Но эта обаятельная идея, не оставлявшая его много лет, казалась ещё более абсурдной, чем шаляпинские обои. С кем собака здесь будет жить, гулять, когда срочный заказ, командировки?

Нет, мать колли совсем не хочет. А ему теперь никто не нужен, кроме собаки, тем более иных подруг жизни в облике человечьем, да еще на вкус матери. Уж это её пристрастие он изучил сполна, когда и женат не был, потому и на свадьбу не звал.

Скоро должна подойти очередь на машину, о которой так мечтала его матушка. Предки жили в обкомовском доме, где почти у каждого было своё авто. Сима пока не обладала такой заводной игрушечкой на мягком ходу. От легкого отжима педалей откидывает тебя и прижимает к спинке кресла. Ты держишь её руками всю, летишь вперёд, а над тобою крыша, как собственный твой дом, – это должно стать для Юры новой жизнью, с путешествиями по всей стране.

Но какой-то ключик к этому богатству был потерян. Без жены он не чувствовал нигде моральной опоры. Старался не пить в ожидании машины. Тушил в квартире свет, чтоб не захаживал на огонек всякий нетрезвый посетитель.

И слышно было, как на пятом этаже по кровле шумит непогода. Накатит на лист железа и отойдет. Снова пройдется по крыше, будто беглый каторжник скитался на чердаке.

Отошедший кусок железа и на самом деле грозил течью в потолке. Бесприютный шум мучил Юру. Он терпел, мог прожить теперь в любом бомбоубежище, даже нисколько от того не страдая. И ему долго не приходило в голову слазить наверх и подбить кусок железа самому, полагая, что это обязанность жилищной конторы.

Однажды Юра проснулся довольно рано опять от этого шума. Полез на крышу и подбил кровлю. Врезал в дверь ещё один замок, отключил холодильник, взял кошку: «Гопки ещё не разучилась делать?» Посадил в кошёлку и пошёл жить к матери.

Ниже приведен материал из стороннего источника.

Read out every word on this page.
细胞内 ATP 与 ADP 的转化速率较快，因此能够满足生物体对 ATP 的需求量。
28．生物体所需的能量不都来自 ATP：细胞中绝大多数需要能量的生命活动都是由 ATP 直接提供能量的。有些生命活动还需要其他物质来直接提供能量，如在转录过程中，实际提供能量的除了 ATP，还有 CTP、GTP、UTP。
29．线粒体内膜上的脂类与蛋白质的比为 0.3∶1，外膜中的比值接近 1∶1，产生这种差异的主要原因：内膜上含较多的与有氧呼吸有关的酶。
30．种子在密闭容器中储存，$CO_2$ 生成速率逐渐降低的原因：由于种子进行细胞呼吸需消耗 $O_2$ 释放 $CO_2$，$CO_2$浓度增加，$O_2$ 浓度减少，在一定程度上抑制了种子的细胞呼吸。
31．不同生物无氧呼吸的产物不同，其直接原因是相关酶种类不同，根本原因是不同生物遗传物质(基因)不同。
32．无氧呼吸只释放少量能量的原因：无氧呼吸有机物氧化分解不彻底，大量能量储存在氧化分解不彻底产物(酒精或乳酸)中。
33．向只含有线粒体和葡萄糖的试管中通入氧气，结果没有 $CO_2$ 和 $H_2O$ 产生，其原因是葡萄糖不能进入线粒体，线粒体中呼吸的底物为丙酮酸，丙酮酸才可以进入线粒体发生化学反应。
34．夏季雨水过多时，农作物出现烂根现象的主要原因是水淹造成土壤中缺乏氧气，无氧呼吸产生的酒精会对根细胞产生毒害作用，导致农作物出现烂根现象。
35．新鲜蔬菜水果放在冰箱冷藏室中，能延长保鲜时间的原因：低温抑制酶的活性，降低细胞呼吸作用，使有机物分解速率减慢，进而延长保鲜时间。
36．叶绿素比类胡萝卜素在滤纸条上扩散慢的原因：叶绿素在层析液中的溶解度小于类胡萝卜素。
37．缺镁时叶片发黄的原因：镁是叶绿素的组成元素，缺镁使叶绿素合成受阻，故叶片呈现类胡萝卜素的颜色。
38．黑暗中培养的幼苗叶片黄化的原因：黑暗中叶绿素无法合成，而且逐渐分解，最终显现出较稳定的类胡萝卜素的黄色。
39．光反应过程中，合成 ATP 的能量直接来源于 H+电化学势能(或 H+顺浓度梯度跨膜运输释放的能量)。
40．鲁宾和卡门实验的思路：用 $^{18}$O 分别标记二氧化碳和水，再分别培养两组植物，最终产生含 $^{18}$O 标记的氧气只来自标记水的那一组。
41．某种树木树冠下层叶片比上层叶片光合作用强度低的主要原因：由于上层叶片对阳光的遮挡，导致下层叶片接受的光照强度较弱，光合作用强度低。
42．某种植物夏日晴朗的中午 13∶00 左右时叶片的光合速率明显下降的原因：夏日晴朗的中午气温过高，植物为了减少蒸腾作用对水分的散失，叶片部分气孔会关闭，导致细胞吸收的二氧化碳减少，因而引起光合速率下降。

37. Предварительные итоги.

Москва менялась, ширилась, гудела. Раздавшаяся по бокам дорога потеснила памятник Гагарину. Но герой оставался невозмутим, будто в орлиных перьях он возносился в небо, покидая металлический стакан. Небеса над ним были густые, как асфальт, обтекая строения, оставаясь бездыханными.

Вера шла от мамы из больницы. Бездомная собака перебежала наискосок затихшую мостовую. Из собачьей пасти клубился пар, и показалось, что запахло винным перегаром.

Посеял дождь. Внезапный порыв ветра высушил сито влаги, и выпало из неба солнце, разбившись о дома, о стекла. Засеребрились парапеты, окантовка крыш, антенны, троллейбусные провода. Брызнули неживым холодным светом слепые фары автомобилей.

И этот расколотый повсюду свет, прихлынувший из недр, зависимость человека отчего-то неизбежного казались жутковатыми.

Дома позвонил из Энска Юра. Звал Мишу к себе.

Каждые каникулы отрок приезжал теперь к отцу. Отдых на мотоцикле, рыбалка, подвыпивший дядюшка. Забравшись в палатку, Юра с Мишей принимались обнюхивать друг друга, подражая дяди Севиному псу Дружку. И смеялись от души.

…Вера купалась в Москве-реке. По воде плыли опавшие листья, веточки подмороженной рябины. Когда выходила на берег, тело, обретая защиту от простуды, как бы погружалось в хрустальный стакан, продолжало вытягиваться, сокращаться, гнуться расплавленным стеклом. Ветлова могла вместить в себя теперь сколько угодно холода, ветра, загасить боль. Подставляла спину, грудь дурной погоде, пытаясь испариться и рассыпаться, наконец, вместе с последними листьями.

Тем временем в кабинете Загорюева – секретаря правления художественно-производственных мастерских города Энска шёл разговор:

– Павел Андреевич, в Белеве нет отделения Союза художников. К тому же Гулов активный участник выставок. – Сева заложил ногу за ногу и упрямо покачивал ботинком на молнии.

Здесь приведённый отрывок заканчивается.